Bon dia Josep Maria ! Pourriez-vous vous présenter en quelques mots s’il-vous-plaît ?
Je m’appelle Josepmaria Rispa Pifarré et je suis de Pont de Suert, la capitale de l’Alta Ribagorça, l’une des régions les moins peuplées des Pyrénées. Nous n’atteignons même pas les 4000 habitants en rassemblant tous les villages de la région. Elle est composée de trois municipalités : le Pont de Suert (où j’habite, sur la Plaça del Mercadal), Vilaller et la célèbre Vall de Boí, où je travaille depuis 30 ans. (…)
PHOTOS DE: © Rafael López-Monné
Si cette interview vous donne envie de vous balader dans les Pyrénées de Catalogne, rendez-vous par ici !
(…) Dans mon pays, les Pyrénées, tu te réveilles entre les chaînes et les montagnes, et tu t’endors accompagné du chant de l’eau, de ses rivières et de ses ravins. Les forêts d’arbres à feuilles caduques et de conifères imprègnent les paysages des environs, avec des formes et des couleurs changeantes en fonction des saisons de l’année. Et cela accompagné d’une météorologie de haute montagne mais nuancée de vagues méditerranéennes qui permettent au soleil de briller tout au long de l’année.

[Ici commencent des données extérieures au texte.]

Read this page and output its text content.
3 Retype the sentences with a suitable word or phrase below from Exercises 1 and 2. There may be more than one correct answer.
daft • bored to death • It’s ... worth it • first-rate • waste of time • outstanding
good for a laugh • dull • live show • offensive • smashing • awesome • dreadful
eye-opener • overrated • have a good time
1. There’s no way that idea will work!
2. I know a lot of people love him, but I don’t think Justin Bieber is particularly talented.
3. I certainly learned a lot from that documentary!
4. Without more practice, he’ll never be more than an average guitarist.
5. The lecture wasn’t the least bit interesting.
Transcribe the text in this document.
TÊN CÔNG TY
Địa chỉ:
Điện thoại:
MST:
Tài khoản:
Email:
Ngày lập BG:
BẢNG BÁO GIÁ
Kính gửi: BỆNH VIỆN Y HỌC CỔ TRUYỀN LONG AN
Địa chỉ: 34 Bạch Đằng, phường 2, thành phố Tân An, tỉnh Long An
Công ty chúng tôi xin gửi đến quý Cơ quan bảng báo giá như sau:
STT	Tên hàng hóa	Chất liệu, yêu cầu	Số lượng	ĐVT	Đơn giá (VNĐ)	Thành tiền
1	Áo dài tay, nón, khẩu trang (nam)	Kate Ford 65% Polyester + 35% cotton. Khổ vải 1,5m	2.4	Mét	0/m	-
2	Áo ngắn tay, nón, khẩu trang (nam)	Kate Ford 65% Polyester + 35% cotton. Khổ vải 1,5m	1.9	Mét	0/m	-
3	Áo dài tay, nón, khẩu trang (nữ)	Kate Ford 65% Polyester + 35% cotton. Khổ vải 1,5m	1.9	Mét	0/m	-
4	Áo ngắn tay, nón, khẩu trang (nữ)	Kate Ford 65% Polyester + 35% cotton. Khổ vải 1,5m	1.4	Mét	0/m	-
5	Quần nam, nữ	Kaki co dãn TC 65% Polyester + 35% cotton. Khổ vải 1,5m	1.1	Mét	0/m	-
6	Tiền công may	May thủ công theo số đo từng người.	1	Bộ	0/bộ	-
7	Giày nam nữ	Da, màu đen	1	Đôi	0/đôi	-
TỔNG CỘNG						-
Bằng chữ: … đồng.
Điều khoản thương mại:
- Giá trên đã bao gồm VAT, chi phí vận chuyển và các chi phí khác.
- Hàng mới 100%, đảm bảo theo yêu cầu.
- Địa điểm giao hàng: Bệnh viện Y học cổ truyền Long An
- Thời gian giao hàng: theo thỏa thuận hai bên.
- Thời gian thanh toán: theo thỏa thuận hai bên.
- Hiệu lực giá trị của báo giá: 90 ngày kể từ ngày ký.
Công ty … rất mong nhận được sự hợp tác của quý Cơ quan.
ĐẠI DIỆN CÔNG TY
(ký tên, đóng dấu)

Que vous dire de plus de mon pays ? Nous descendons les « falles » du haut des montagnes, pendant la nuit du solstice d’été, nous allons chercher des champignons dans les prairies et les forêts les plus denses. Nous marchons le long de sentiers ancestraux que nous avons su préserver pendant des millénaires en tant que patrimoine unique et irremplaçable. Notre relation avec la nature en est donc très intense : c’est une symbiose complexe mais nécessaire.
Je suis un admirateur des arbres géants, pour leur verticalité, leur longévité et leur intelligence évolutive, et je suis un ami des fleurs alpines comme les gentianes, les orchidées ou les silènes. Pour tout vous dire, j’ai même une fille nommée Silène, en l’honneur de la fleur qui grandit dans nos montagnes. Je suis aussi profondément fasciné par les animaux nés au milieu des montagnes comme l’isard, le gypaète barbu et le triton pyrénéen. Pourquoi me demanderez-vous ? En raison des stratégies nombreuses et extraordinaires qu’ils développent pour survivre.
Je suis un fervent défenseur des traditions les plus enracinées, mais il faut aussi savoir nouer avec les problématiques actuelles. J’ai beaucoup de chance de vivre dans les Pyrénées !
Quel est votre endroit préféré, ici, à Aigüestortes, et pourquoi ? Et selon vous, quel est le meilleur moment de l’année pour le visiter ?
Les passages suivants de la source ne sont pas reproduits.